As all of this pseudo-content made its way online, the dance grew even more complex. At one point when the team thought the tension on the message boards was dissipating, it created Gamer Chuck, a character playing the role of a Sega employee trying to pass himself off as a hip gamer. As Chuck trashed Beta-7 and his conspiracy theories on his Web site, the boards went wild. Everyone who had been leery of Beta-7--suspecting that he was a marketing tool--started bashing his new nemesis, who was clearly a corporate Trojan horse. "It got pretty meta," Monello chuckles, "but as soon as the site launched, it worked."
"Viral is the opposite of brute force," Hale says. "The more force you use, the less viral it becomes."
"Beta-7" ultimately clocked some 2.2 million followers and, for $300,000 (excluding TV spots), helped Sega top sales projections by 25% in a category overwhelmingly dominated by Madden. Along the way, however, Campfire had done something else: It proved that a young, cynical, media-saturated audience just might be willing to listen to marketers as long as they showed some respect. "The virtue of their work," says ESPN's Daly, "is that if you're on the side of the equation that believes [the hoax], then it's fascinating, and if you're on the side that gets that it's not real, then it's just great entertainment."
In other words, Campfire expands its audience by drawing in the gullible, the curious, and the merely bored--simultaneously. According to Chip Heath, a professor of organizational behavior at Stanford's B-school and author of Made to Stick: Why Some Ideas Survive and Others Die (Random House, January 2007), that's the same broad appeal that pulls people into tabloid gossip or urban myths. Campfire's work, he says, capitalizes on the "curiosity gap," a term coined in the 1990s by George Loewenstein, a Carnegie Mellon academic who studied the psychology of curiosity, and which refers to the addictive pull people experience when their preconceived ideas are challenged. For the gap to work, though, the audience needs enough backstory and a sufficient flow of detail to keep it guessing. Campfire maintains this tension by creating ever more gaps and, crucially, never sliding into low-grade fictions.
It's easy to get people curious, Heath points out, it's keeping them that way that's the challenge. "I think that's where companies fall prey," he says. "We see a lot of people trying to use the same curiosity-gap technique, but then not delivering value or entertainment. It's like when someone tells you a bad punch line [to a joke]. You're kind of irritated because they haven't delivered on the anticipation and expectation they set up."

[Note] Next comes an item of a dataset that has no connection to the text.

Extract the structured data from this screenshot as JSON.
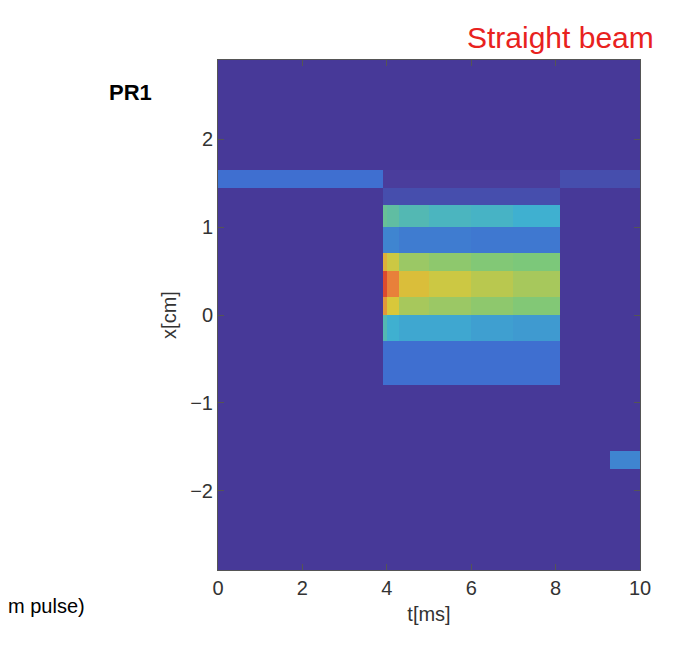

As it happens, Hale and Monello know about entertainment and audience building. They got their initiation with none other than The Blair Witch Project, the lost-in-the-woods horror flick that they, along with three other partners, made for $22,000 and parlayed into a $248 million take at the box office in 1999, an indie-film record. Hale and Monello talk about Blair as if it were a school they attended, and in a sense it was. In making it, they essentially broke all the rules of filmmaking and marketing: They used no-name actors, no script, and in 1998, a year before the film was released (or was even purchased by its distributor, Artisan), they inadvertently took their marketing … online.
A virus catches on only if it forms a community where none existed. The infection feeds on fascination.

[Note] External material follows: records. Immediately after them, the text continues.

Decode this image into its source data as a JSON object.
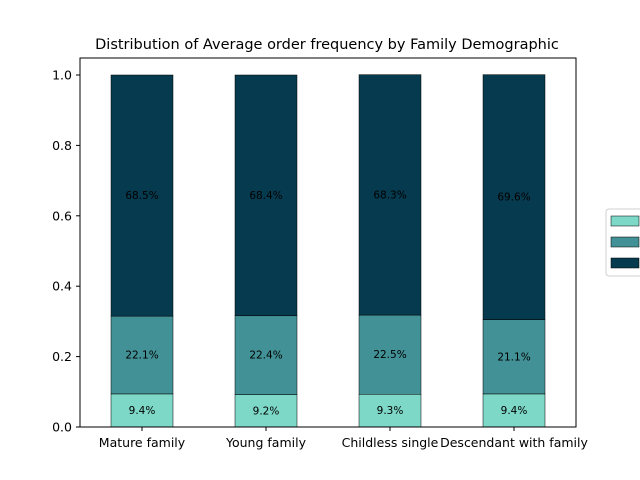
{
  "chart_data": {
    "type": "bar",
    "stacked": true,
    "title": "Distribution of Average order frequency by Family Demographic",
    "xlabel": "",
    "ylabel": "",
    "categories": [
      "Mature family",
      "Young family",
      "Childless single",
      "Descendant with family"
    ],
    "ylim": [
      0,
      1.0
    ],
    "yticks": [
      "0.0",
      "0.2",
      "0.4",
      "0.6",
      "0.8",
      "1.0"
    ],
    "legend_position": "right",
    "grid": false,
    "series": [
      {
        "color": "#7dd8c8",
        "values": [
          0.094,
          0.092,
          0.093,
          0.094
        ],
        "labels": [
          "9.4%",
          "9.2%",
          "9.3%",
          "9.4%"
        ]
      },
      {
        "color": "#429196",
        "values": [
          0.221,
          0.224,
          0.225,
          0.211
        ],
        "labels": [
          "22.1%",
          "22.4%",
          "22.5%",
          "21.1%"
        ]
      },
      {
        "color": "#063a4f",
        "values": [
          0.685,
          0.684,
          0.683,
          0.696
        ],
        "labels": [
          "68.5%",
          "68.4%",
          "68.3%",
          "69.6%"
        ]
      }
    ]
  }
}
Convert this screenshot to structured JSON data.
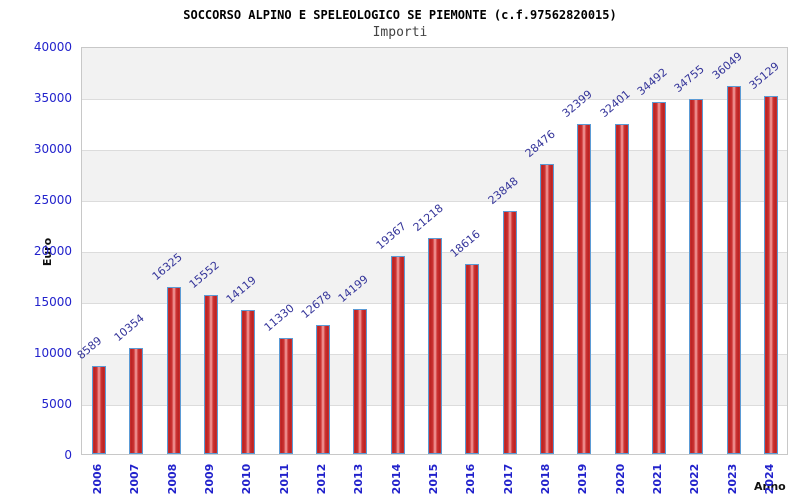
{
  "chart_data": {
    "type": "bar",
    "title": "SOCCORSO ALPINO E SPELEOLOGICO SE PIEMONTE (c.f.97562820015)",
    "subtitle": "Importi",
    "xlabel": "Anno",
    "ylabel": "Euro",
    "categories": [
      "2006",
      "2007",
      "2008",
      "2009",
      "2010",
      "2011",
      "2012",
      "2013",
      "2014",
      "2015",
      "2016",
      "2017",
      "2018",
      "2019",
      "2020",
      "2021",
      "2022",
      "2023",
      "2024"
    ],
    "values": [
      8589,
      10354,
      16325,
      15552,
      14119,
      11330,
      12678,
      14199,
      19367,
      21218,
      18616,
      23848,
      28476,
      32399,
      32401,
      34492,
      34755,
      36049,
      35129
    ],
    "ylim": [
      0,
      40000
    ],
    "y_ticks": [
      0,
      5000,
      10000,
      15000,
      20000,
      25000,
      30000,
      35000,
      40000
    ],
    "grid": "horizontal gridlines with alternating gray/white bands every 5000",
    "legend": "none",
    "value_label_rotation_deg": -40,
    "x_tick_rotation_deg": -90,
    "colors": {
      "tick_label": "#2222cc",
      "value_label": "#333399",
      "bar_edge": "#5b9bd5",
      "bar_dark": "#bb2222",
      "bar_mid": "#cc3333",
      "bar_light": "#f5a2a2",
      "band_gray": "#f2f2f2",
      "band_white": "#ffffff",
      "gridline": "#dcdcdc",
      "plot_border": "#c8c8c8",
      "title_color": "#000000",
      "subtitle_color": "#444444"
    }
  }
}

At a time when Web sites and message boards were a tiny part of the publicity machine, the Blair crew created both for a group of film geeks who'd heard about the film's "truth or myth?" premise on a 1998 Bravo special. The filmmakers channeled all their attention to this tiny fan base and soon noticed that whenever they engaged somebody one-on-one, or fed them new elements of the Blair mythology (pages from the missing students' diaries, say, or interviews with local police, all created ad hoc), the discussion board exploded. "When it started to die down," Monello recalls, "we'd look at each other and go, 'What are we going to do to pump it up?'"

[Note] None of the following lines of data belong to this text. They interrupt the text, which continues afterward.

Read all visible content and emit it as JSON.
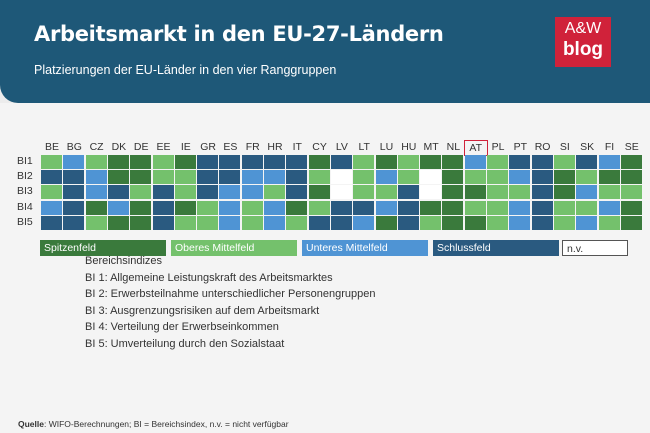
{
  "header": {
    "title": "Arbeitsmarkt in den EU-27-Ländern",
    "subtitle": "Platzierungen der EU-Länder in den vier Ranggruppen",
    "logo_line1": "A&W",
    "logo_line2": "blog"
  },
  "colors": {
    "header_bg": "#1e5878",
    "spitzenfeld": "#3a7a3c",
    "oberes": "#74c16c",
    "unteres": "#4f94d4",
    "schluss": "#2a5a80",
    "nv": "#ffffff",
    "highlight": "#d0223a"
  },
  "chart_data": {
    "type": "heatmap",
    "title": "Arbeitsmarkt in den EU-27-Ländern",
    "subtitle": "Platzierungen der EU-Länder in den vier Ranggruppen",
    "categories": [
      "BE",
      "BG",
      "CZ",
      "DK",
      "DE",
      "EE",
      "IE",
      "GR",
      "ES",
      "FR",
      "HR",
      "IT",
      "CY",
      "LV",
      "LT",
      "LU",
      "HU",
      "MT",
      "NL",
      "AT",
      "PL",
      "PT",
      "RO",
      "SI",
      "SK",
      "FI",
      "SE"
    ],
    "highlighted_category": "AT",
    "rows": [
      "BI1",
      "BI2",
      "BI3",
      "BI4",
      "BI5"
    ],
    "levels": {
      "1": "Spitzenfeld",
      "2": "Oberes Mittelfeld",
      "3": "Unteres Mittelfeld",
      "4": "Schlussfeld",
      "0": "n.v."
    },
    "values": [
      [
        2,
        3,
        2,
        1,
        1,
        2,
        1,
        4,
        4,
        4,
        4,
        4,
        1,
        4,
        2,
        1,
        2,
        1,
        1,
        3,
        2,
        4,
        4,
        2,
        4,
        3,
        1
      ],
      [
        4,
        4,
        3,
        1,
        1,
        2,
        2,
        4,
        4,
        3,
        3,
        4,
        2,
        0,
        2,
        3,
        2,
        0,
        1,
        2,
        2,
        3,
        4,
        1,
        2,
        1,
        1
      ],
      [
        2,
        4,
        3,
        4,
        2,
        4,
        2,
        4,
        3,
        3,
        2,
        4,
        1,
        0,
        2,
        2,
        4,
        0,
        1,
        1,
        2,
        2,
        4,
        1,
        3,
        2,
        2
      ],
      [
        3,
        4,
        1,
        3,
        1,
        4,
        1,
        2,
        3,
        2,
        3,
        1,
        2,
        4,
        4,
        3,
        4,
        1,
        1,
        2,
        2,
        3,
        4,
        2,
        2,
        3,
        1
      ],
      [
        4,
        4,
        2,
        1,
        1,
        4,
        2,
        2,
        3,
        2,
        3,
        2,
        4,
        4,
        3,
        1,
        4,
        2,
        1,
        1,
        2,
        3,
        4,
        2,
        3,
        2,
        1
      ]
    ]
  },
  "legend": [
    {
      "key": "1",
      "label": "Spitzenfeld"
    },
    {
      "key": "2",
      "label": "Oberes Mittelfeld"
    },
    {
      "key": "3",
      "label": "Unteres Mittelfeld"
    },
    {
      "key": "4",
      "label": "Schlussfeld"
    },
    {
      "key": "0",
      "label": "n.v."
    }
  ],
  "indices": {
    "heading": "Bereichsindizes",
    "items": [
      "BI 1: Allgemeine Leistungskraft des Arbeitsmarktes",
      "BI 2: Erwerbsteilnahme unterschiedlicher Personengruppen",
      "BI 3: Ausgrenzungsrisiken auf dem Arbeitsmarkt",
      "BI 4: Verteilung der Erwerbseinkommen",
      "BI 5: Umverteilung durch den Sozialstaat"
    ]
  },
  "source": {
    "label": "Quelle",
    "text": ": WIFO-Berechnungen; BI = Bereichsindex, n.v. = nicht verfügbar"
  }
}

What they did was tease out the story further and further, creating an ever more elaborate warren of "rabbit holes," or seductive entry points into the narrative. To prime the palates of the conspiracy junkies, a month before the film premiered, they cut a deal with the Sci Fi channel to run a one-hour pseudo-documentary about the Blair myth, which, like Bravo's special, played the story straight. Even the film's trailers were designed to intrigue, not to explain: They ran for under a minute with only a black screen, grinding noises, the protagonist's terrified monologue, and the film's URL.